More than 250 people attended an “Alpha Unplugged” dinner at Southlake Church and heard featured speaker Shaila Visser of Vancouver, B.C., the program’s national director in Canada and executive director of the Alpha Film Series.
Taken by 29 million people since the 1990s, Alpha is an evangelistic course that seeks to introduce the basics of the Christian faith through a series of dinnertime talks and discussions. It is described by its organisers as “an opportunity to explore the meaning of life.” Alpha courses are run in churches, homes, workplaces, prisons, universities and a wide variety of other locations. The course began in Britain and is now offered around the world by all major Christian denominations.
Alpha’s film efforts began with a focus on teenagers in 12 short videos. It was a new venture introduced in Canada in 2013 at the urging of two youth pastors as something of an experiment to reach that age group, Visser explained. In fact, she said Alpha founder Nicky Gumbel joked that the series should be “contained in Canada, in case it fails, because no one looks at Canada.”
But the series has been received so well by youth that a new global version of the series is now in production, and Gumbel specifically requested the film programs be expanded to reach the spiritually questioning “Millennial” generation — those who are generally now young adults.

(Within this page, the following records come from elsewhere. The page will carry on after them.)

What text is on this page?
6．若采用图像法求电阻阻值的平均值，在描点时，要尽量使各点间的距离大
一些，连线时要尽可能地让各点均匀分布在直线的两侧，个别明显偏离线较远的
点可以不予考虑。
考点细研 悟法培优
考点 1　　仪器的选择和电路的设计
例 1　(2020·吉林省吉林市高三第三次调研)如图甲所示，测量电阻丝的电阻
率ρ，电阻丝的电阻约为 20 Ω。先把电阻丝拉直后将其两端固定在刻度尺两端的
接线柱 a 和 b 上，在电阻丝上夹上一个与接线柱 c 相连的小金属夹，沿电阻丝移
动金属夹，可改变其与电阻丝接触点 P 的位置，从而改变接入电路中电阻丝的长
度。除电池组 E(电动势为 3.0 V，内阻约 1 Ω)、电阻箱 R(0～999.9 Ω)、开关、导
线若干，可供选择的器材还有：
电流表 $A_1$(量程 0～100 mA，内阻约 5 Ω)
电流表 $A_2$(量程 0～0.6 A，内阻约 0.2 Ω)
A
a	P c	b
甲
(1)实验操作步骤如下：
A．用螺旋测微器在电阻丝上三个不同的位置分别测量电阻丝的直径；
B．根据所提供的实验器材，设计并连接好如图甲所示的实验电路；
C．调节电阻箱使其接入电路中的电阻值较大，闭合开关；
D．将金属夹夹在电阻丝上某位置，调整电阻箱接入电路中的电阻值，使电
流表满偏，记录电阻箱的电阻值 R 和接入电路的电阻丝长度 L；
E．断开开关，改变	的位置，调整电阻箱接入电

Visser said the Alpha format fits Millennials, who need a safe environment to raise the tough questions about faith — and where they can be argumentive or even angry — but still be loved.
She said she has personally observed Millennials saying a tentative prayer — “holding out their hands like they are saying to God, ‘I dare you to show up in my life,’ and He does!”
Kirk Petersen of Portland, Northwest regional director for Alpha and organizer of the dinner event, said it is appropriate to put a specific focus on Millennials.
“We’re looking at how to create something that they feel is made for them,” he said.
The Vancouver, Wash.-based M.J. Murdock Charitable Trust has backed the Alpha efforts with a $400,000 grant, and Bart Hadder of Battle Ground, Wash., a program director at the trust, introduced Visser after a brief Alpha film excerpt was shown.
Hadder was visibly moved. “I’m just so impressed with people coming to Christ,” he said, his voice choking.. “How can you not be touched?”
The evening also included testimonies from two people who were led to Christ throughAlpha. Nyki Nassahm, who attended Alpha through Bridgetown Church of Portland, acknowledged that she started the program feeling “incredibly awkward,” but soon found it “awesome” as she learned that God’s character was not angry and judgmental, but loving.
She said those who get involved with Alpha should “come with an open heart and bring your questions.”
Dakota McGee said he grew up in a broken family and with no church background, and expected the Alpha course offered at Silver Creek Fellowship in Silverton to be “boring and dumb.”
“But it was so much fun, I decided to keep coming,” McGee said. Since then, his mother, stepdad and stepsister have come to faith in Christ as he did.
Kip Jacobs, pastor at Southlake Church, told the crowd that Alpha has made a great impact there because it has drawn “people that I am confident we otherwise wouldn’t have reached as a church.”